The concept of sleep and why we sleep is something that has perplexed scientists for centuries and there is still no set answer as to why we sleep and why we need it. Healthy sleeping patterns will result in us spending around a third of our lives sleeping; it’s something that occurs naturally and is something we have no real control over. Many studies have been carried out on the effects of sleep and what happens to us when we are deprived of sleep. Some liken it to other essential functions, like eating when hungry, as a life-sustaining activity, though some are still sceptical over why we actually need sleep and the functions that sleeping serves.
What is sleep?
According to the National Sleep Foundation sleep is a basic necessity of life. They state that sleep is: “as important to our health and well-being as air, food and water. When we sleep well, we wake up feeling refreshed, alert and ready to face daily challenges. When we don’t, every part of our lives can suffer.”
Some believe that it is our bodies in general that need sleep in order to recharge energy, as we can all acknowledge to some level that a good night sleep can help us to feel more alert, energetic and healthy; however, in reality, the amount of energy that is saved within a full 8 hours of sleep is incredibly small. It is also believed that our brains need sleep the most as it gives the brain a chance to recuperate from the day and sort through information that has accumulated. Not only that but sleeping also helps to maintain normal cognitive skills like speech, memory and innovative and flexible thinking.
What happens when we don’t sleep?
The best way to consider why we need sleep is to look at what happens when we don’t sleep. Sleep deprivation not only has a major impact on cognitive functioning, but also effects emotional and physical health. We’ve all experienced an extremely long day or a night with little to no sleep and we end up feeling grumpy, irritable and forgetful and even just one night without sleep can have severe consequences for our concentration and attention span.

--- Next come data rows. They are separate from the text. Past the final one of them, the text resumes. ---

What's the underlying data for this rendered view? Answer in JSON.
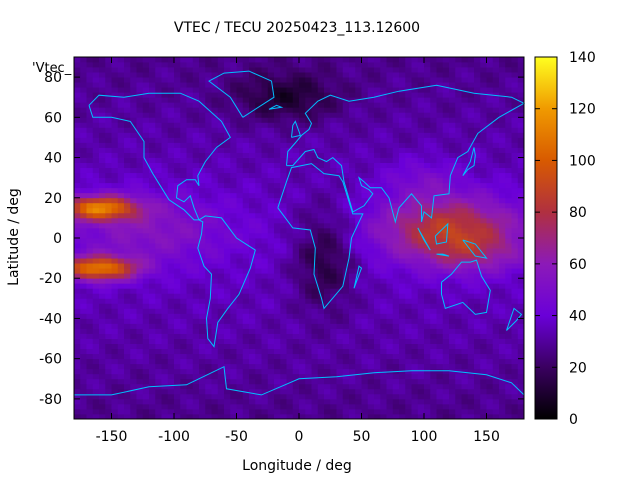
{
  "chart_data": {
    "type": "heatmap",
    "title": "VTEC / TECU 20250423_113.12600",
    "xlabel": "Longitude / deg",
    "ylabel": "Latitude / deg",
    "key_label": "'Vtec_",
    "xlim": [
      -180,
      180
    ],
    "ylim": [
      -90,
      90
    ],
    "x_ticks": [
      -150,
      -100,
      -50,
      0,
      50,
      100,
      150
    ],
    "y_ticks": [
      -80,
      -60,
      -40,
      -20,
      0,
      20,
      40,
      60,
      80
    ],
    "colorbar": {
      "min": 0,
      "max": 140,
      "ticks": [
        0,
        20,
        40,
        60,
        80,
        100,
        120,
        140
      ],
      "palette": [
        "#000000",
        "#3a0060",
        "#6a00d8",
        "#8c1ab8",
        "#b03040",
        "#d85a00",
        "#f09a00",
        "#ffff20"
      ]
    },
    "grid": false,
    "coastline_color": "#00bfff",
    "blobs": [
      {
        "lon": 120,
        "lat": 5,
        "slon": 55,
        "slat": 16,
        "amp": 48
      },
      {
        "lon": 140,
        "lat": -8,
        "slon": 40,
        "slat": 10,
        "amp": 18
      },
      {
        "lon": -160,
        "lat": 15,
        "slon": 30,
        "slat": 6,
        "amp": 70
      },
      {
        "lon": -160,
        "lat": -15,
        "slon": 30,
        "slat": 6,
        "amp": 72
      },
      {
        "lon": -120,
        "lat": 5,
        "slon": 60,
        "slat": 18,
        "amp": 18
      },
      {
        "lon": 20,
        "lat": -10,
        "slon": 25,
        "slat": 25,
        "amp": -22
      },
      {
        "lon": -10,
        "lat": 70,
        "slon": 40,
        "slat": 12,
        "amp": -20
      },
      {
        "lon": 100,
        "lat": 30,
        "slon": 30,
        "slat": 10,
        "amp": 12
      }
    ]
  }
}
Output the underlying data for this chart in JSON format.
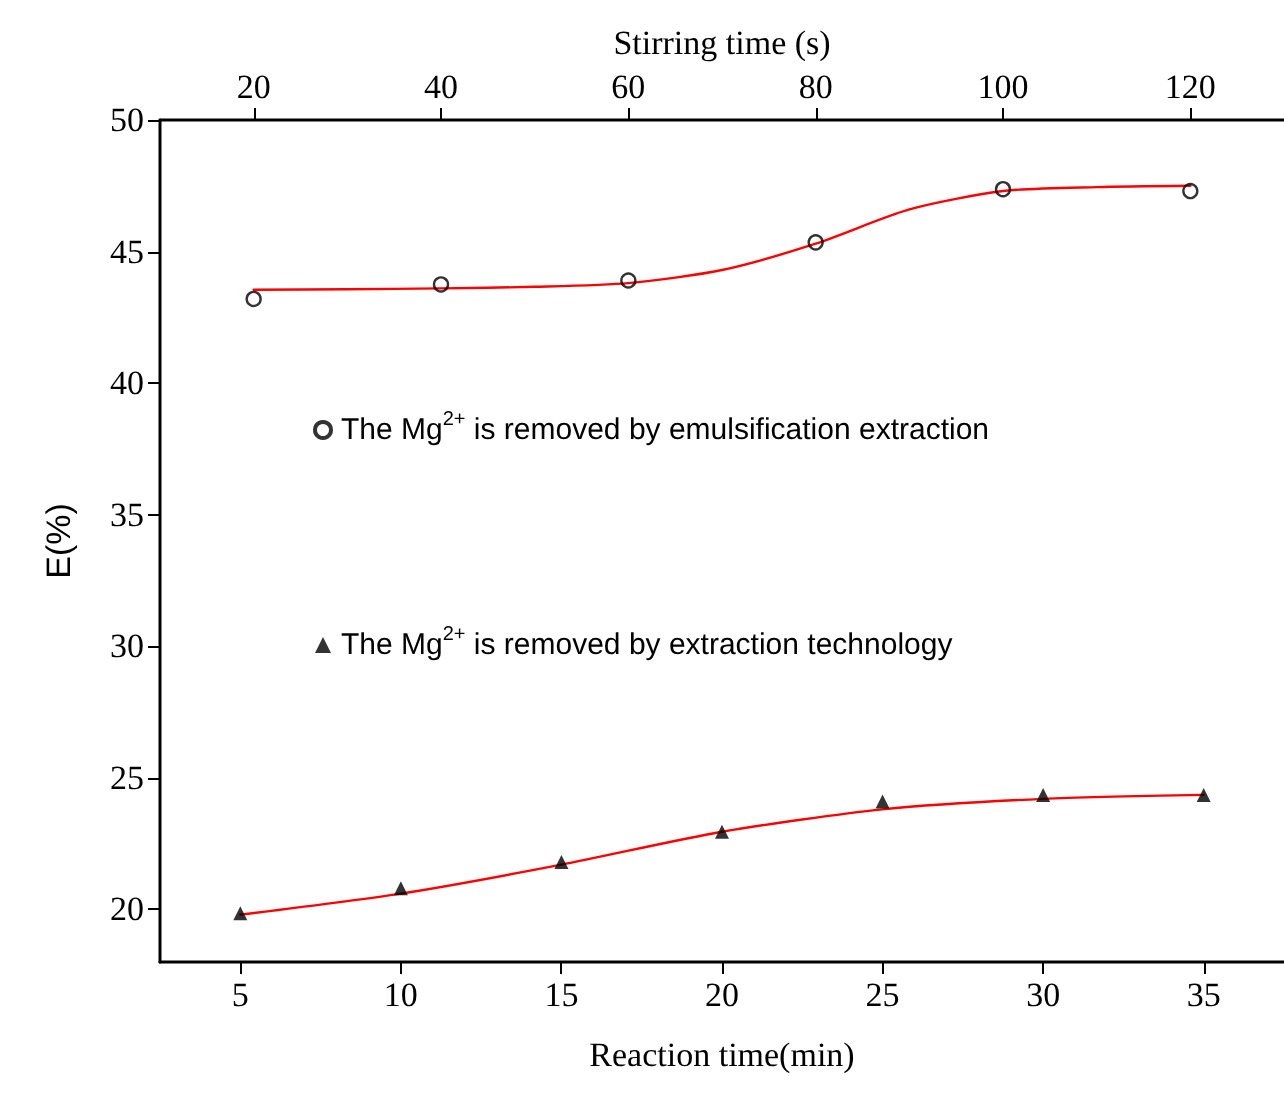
{
  "chart_data": {
    "type": "scatter",
    "xlabel": "Reaction time(min)",
    "x2label": "Stirring time (s)",
    "ylabel": "E(%)",
    "xlim": [
      2.5,
      37.5
    ],
    "xticks": [
      5,
      10,
      15,
      20,
      25,
      30,
      35
    ],
    "x2lim": [
      10,
      130
    ],
    "x2ticks": [
      20,
      40,
      60,
      80,
      100,
      120
    ],
    "ylim": [
      18,
      50
    ],
    "yticks": [
      20,
      25,
      30,
      35,
      40,
      45,
      50
    ],
    "grid": false,
    "legend": "left",
    "series": [
      {
        "name": "The Mg$^{2+}$ is removed by emulsification extraction",
        "axis": "x2",
        "marker": "circle",
        "color": "#000000",
        "x": [
          20,
          40,
          60,
          80,
          100,
          120
        ],
        "values": [
          43.2,
          43.75,
          43.9,
          45.35,
          47.37,
          47.3
        ]
      },
      {
        "name": "The Mg$^{2+}$ is removed by extraction technology",
        "marker": "triangle",
        "color": "#000000",
        "x": [
          5,
          10,
          15,
          20,
          25,
          30,
          35
        ],
        "values": [
          19.85,
          20.8,
          21.8,
          22.95,
          24.1,
          24.35,
          24.35
        ]
      },
      {
        "type": "line",
        "axis": "x2",
        "marker": "none",
        "line_style": "solid",
        "color": "#ff0000",
        "x": [
          20,
          30,
          40,
          50,
          60,
          70,
          80,
          90,
          100,
          110,
          120
        ],
        "values": [
          43.55,
          43.57,
          43.6,
          43.66,
          43.8,
          44.3,
          45.3,
          46.6,
          47.3,
          47.45,
          47.5
        ]
      },
      {
        "type": "line",
        "marker": "none",
        "line_style": "solid",
        "color": "#ff0000",
        "x": [
          5,
          10,
          15,
          20,
          25,
          30,
          35
        ],
        "values": [
          19.8,
          20.6,
          21.7,
          22.95,
          23.8,
          24.2,
          24.35
        ]
      }
    ]
  }
}
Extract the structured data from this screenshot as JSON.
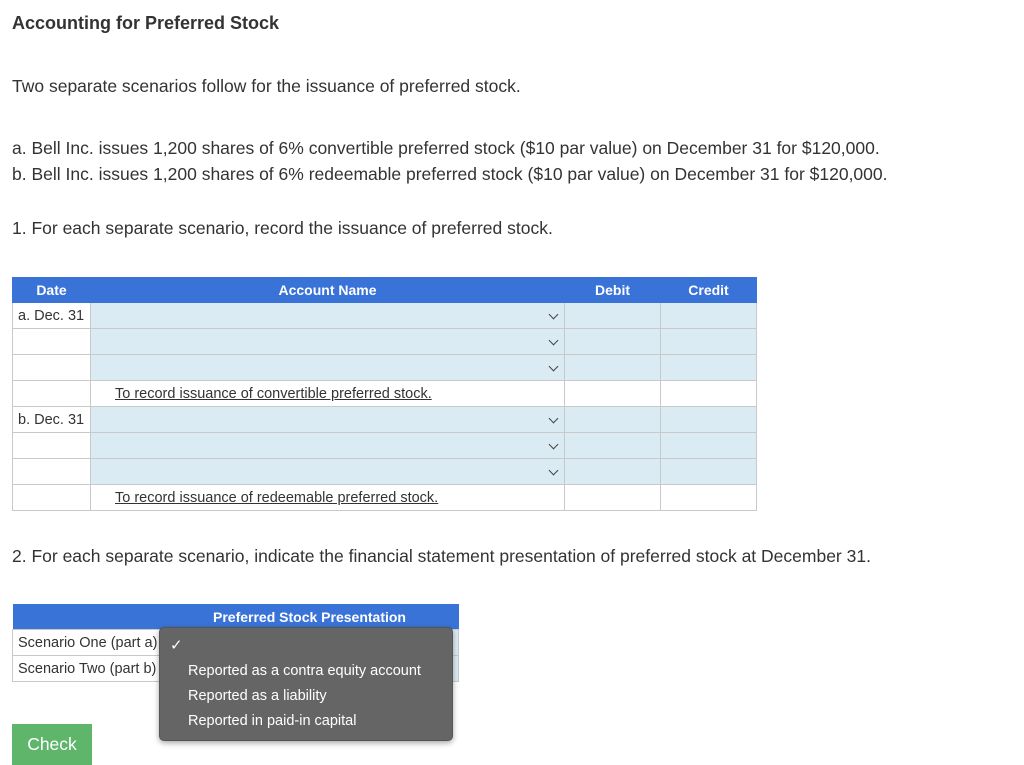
{
  "title": "Accounting for Preferred Stock",
  "intro": "Two separate scenarios follow for the issuance of preferred stock.",
  "scenarios": [
    "a. Bell Inc. issues 1,200 shares of 6% convertible preferred stock ($10 par value) on December 31 for $120,000.",
    "b. Bell Inc. issues 1,200 shares of 6% redeemable preferred stock ($10 par value) on December 31 for $120,000."
  ],
  "q1": "1. For each separate scenario, record the issuance of preferred stock.",
  "journal": {
    "headers": {
      "date": "Date",
      "account": "Account Name",
      "debit": "Debit",
      "credit": "Credit"
    },
    "entry_a": {
      "date": "a. Dec. 31",
      "memo": "To record issuance of convertible preferred stock."
    },
    "entry_b": {
      "date": "b. Dec. 31",
      "memo": "To record issuance of redeemable preferred stock."
    }
  },
  "q2": "2. For each separate scenario, indicate the financial statement presentation of preferred stock at December 31.",
  "presentation": {
    "header": "Preferred Stock Presentation",
    "rows": [
      "Scenario One (part a)",
      "Scenario Two (part b)"
    ]
  },
  "dropdown": {
    "checkmark": "✓",
    "options": [
      "Reported as a contra equity account",
      "Reported as a liability",
      "Reported in paid-in capital"
    ]
  },
  "check_button": "Check",
  "colors": {
    "header_blue": "#3a73d8",
    "input_blue": "#daebf4",
    "check_green": "#5fb56a",
    "dropdown_gray": "#656565"
  }
}
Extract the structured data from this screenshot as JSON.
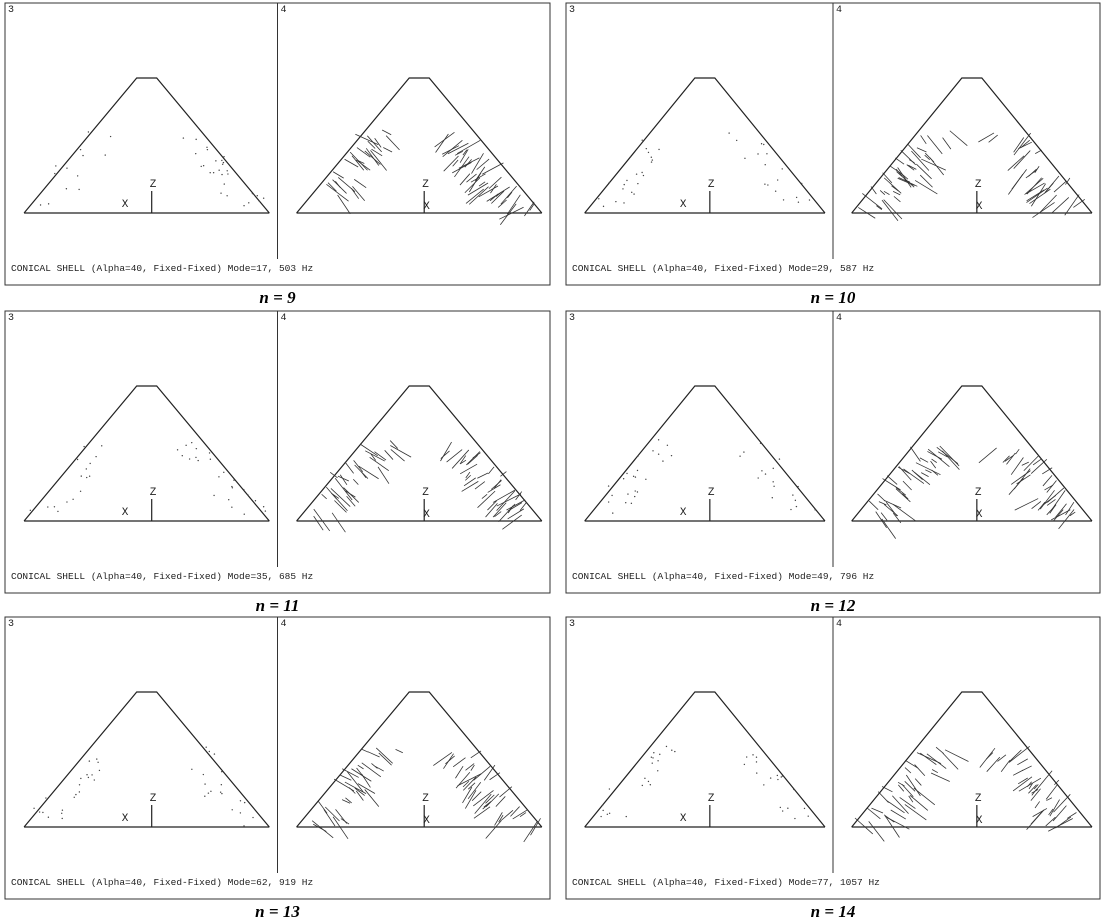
{
  "panels": [
    {
      "viewports": [
        {
          "number": "3",
          "z_label": "Z",
          "x_label": "X"
        },
        {
          "number": "4",
          "z_label": "Z",
          "x_label": "X"
        }
      ],
      "caption": "CONICAL SHELL (Alpha=40, Fixed-Fixed) Mode=17, 503 Hz",
      "n_label": "n = 9"
    },
    {
      "viewports": [
        {
          "number": "3",
          "z_label": "Z",
          "x_label": "X"
        },
        {
          "number": "4",
          "z_label": "Z",
          "x_label": "X"
        }
      ],
      "caption": "CONICAL SHELL (Alpha=40, Fixed-Fixed) Mode=29, 587 Hz",
      "n_label": "n = 10"
    },
    {
      "viewports": [
        {
          "number": "3",
          "z_label": "Z",
          "x_label": "X"
        },
        {
          "number": "4",
          "z_label": "Z",
          "x_label": "X"
        }
      ],
      "caption": "CONICAL SHELL (Alpha=40, Fixed-Fixed) Mode=35, 685 Hz",
      "n_label": "n = 11"
    },
    {
      "viewports": [
        {
          "number": "3",
          "z_label": "Z",
          "x_label": "X"
        },
        {
          "number": "4",
          "z_label": "Z",
          "x_label": "X"
        }
      ],
      "caption": "CONICAL SHELL (Alpha=40, Fixed-Fixed) Mode=49, 796 Hz",
      "n_label": "n = 12"
    },
    {
      "viewports": [
        {
          "number": "3",
          "z_label": "Z",
          "x_label": "X"
        },
        {
          "number": "4",
          "z_label": "Z",
          "x_label": "X"
        }
      ],
      "caption": "CONICAL SHELL (Alpha=40, Fixed-Fixed) Mode=62, 919 Hz",
      "n_label": "n = 13"
    },
    {
      "viewports": [
        {
          "number": "3",
          "z_label": "Z",
          "x_label": "X"
        },
        {
          "number": "4",
          "z_label": "Z",
          "x_label": "X"
        }
      ],
      "caption": "CONICAL SHELL (Alpha=40, Fixed-Fixed) Mode=77, 1057 Hz",
      "n_label": "n = 14"
    }
  ]
}
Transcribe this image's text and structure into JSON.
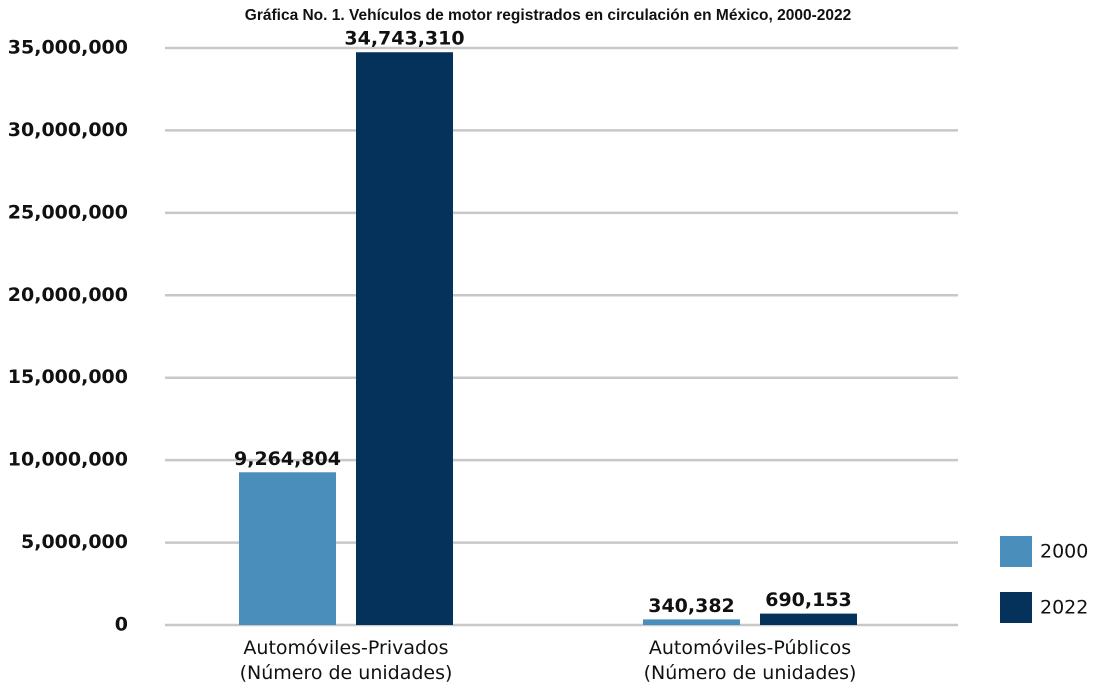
{
  "chart_data": {
    "type": "bar",
    "title": "Gráfica No. 1. Vehículos de motor registrados en circulación en México, 2000-2022",
    "categories": [
      "Automóviles-Privados\n(Número de unidades)",
      "Automóviles-Públicos\n(Número de unidades)"
    ],
    "series": [
      {
        "name": "2000",
        "color": "#4a8fbb",
        "values": [
          9264804,
          340382
        ],
        "value_labels": [
          "9,264,804",
          "340,382"
        ]
      },
      {
        "name": "2022",
        "color": "#04325b",
        "values": [
          34743310,
          690153
        ],
        "value_labels": [
          "34,743,310",
          "690,153"
        ]
      }
    ],
    "ylim": [
      0,
      35000000
    ],
    "yticks": [
      0,
      {
        "value": 5000000,
        "label": "5,000,000"
      },
      {
        "value": 10000000,
        "label": "10,000,000"
      },
      {
        "value": 15000000,
        "label": "15,000,000"
      },
      {
        "value": 20000000,
        "label": "20,000,000"
      },
      {
        "value": 25000000,
        "label": "25,000,000"
      },
      {
        "value": 30000000,
        "label": "30,000,000"
      },
      {
        "value": 35000000,
        "label": "35,000,000"
      }
    ],
    "grid": true,
    "legend": "right"
  }
}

A continued lack of sufficient sleep can lead to a serious decrease in performance, especially in the part of the brain that is responsible for language, memory, planning and sense of time. Research has shown that sleep deprivation often causes a difficulty in responding to certain situations and making rational judgements. At the end of the day, it is proven in one way or another that sleep is essential for our overall health, well-being and functioning.